Leonard Günzel, a PhD candidate at the Norwegian University of Science and Technology (NTNU), is spearheading a project that could revolutionize the way underwater drones operate. The goal? To make Blueye ROVs autonomous, cutting the tether that currently connects them to the surface unit. This isn’t just about making things wireless; it’s about unlocking new possibilities for underwater operations.
Currently, Blueye ROVs rely on a tether for fast, stable, and reliable communication. This tether ensures real-time data transmission, allowing operators to control the drone’s direction, speed, and camera angle with precision. It’s a simple setup, mobile and flexible, and it provides a safety net—if the connection is lost, the ROV can be manually retrieved. But what if we could do away with the tether entirely?
Günzel and his team have been working on this very idea. They’ve completed their first successful field operation in the Trondheim fjord, demonstrating that a compact ROV like the Blueye X3 can operate autonomously. This is a significant step forward, paving the way for more efficient, cost-effective, and capable underwater drones.
The project involves more than just the drone itself. It also requires developing the necessary infrastructure for long-term autonomous operations. The drone must be able to navigate accurately over distances ranging from 100 to 500 meters and return to a docking station on the seafloor. To achieve this, the team is using a USBL system (Ultra-Short Baseline), which communicates with a modem on the AUV.
Günzel emphasizes the importance of direct integration with the drone’s control system. “Universities, researchers, and system integrators may need to embed the drone into larger systems or control it through third-party software,” he explains. To support such use cases, Blueye provides an access point for control—the Blueye SDK. This open-source tool enables developers and students to build custom control algorithms, automate missions, and explore new applications for underwater robotics.

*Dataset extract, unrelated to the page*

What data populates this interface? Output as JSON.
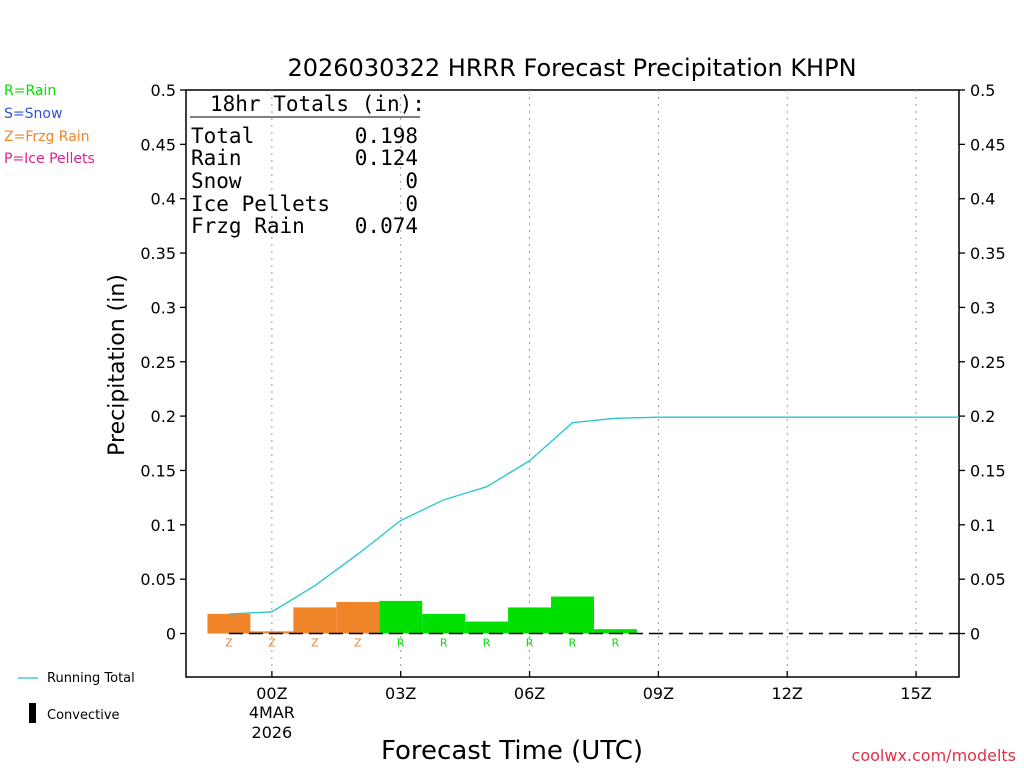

The project team hopes this work will lay the foundation for future research. Günzel is particularly excited about exploring situational awareness and perception. “The next semester, we aim to finally cut the tether for good,” he says.
This project is part of the SAFEGUARD initiative and builds on years of research and development at NTNU. The NTNU VISTA Center for Autonomous Robotics Operations Subsea (CAROS) has played a central role in developing the necessary infrastructure and support systems.
So, what does this mean for the future of the maritime industry? Autonomous underwater vehicles (AUVs) could make missions more efficient and cost-effective, capable of operating in challenging environments for extended periods without constant human supervision. This could open up new possibilities for underwater surveys, infrastructure inspections, and more.
But it’s not just about the technology. As Günzel points out, it’s also about the community. By providing open-source tools and encouraging collaboration, this project could spark innovation and drive the industry forward. It’s a reminder that progress isn’t just about cutting-edge technology; it’s about the people who use it and the ideas they bring to the table.
In the end, this project is about more than just making ROVs autonomous. It’s about pushing the boundaries of what’s possible in underwater robotics and inspiring the next generation of innovators. And that’s something worth getting excited about.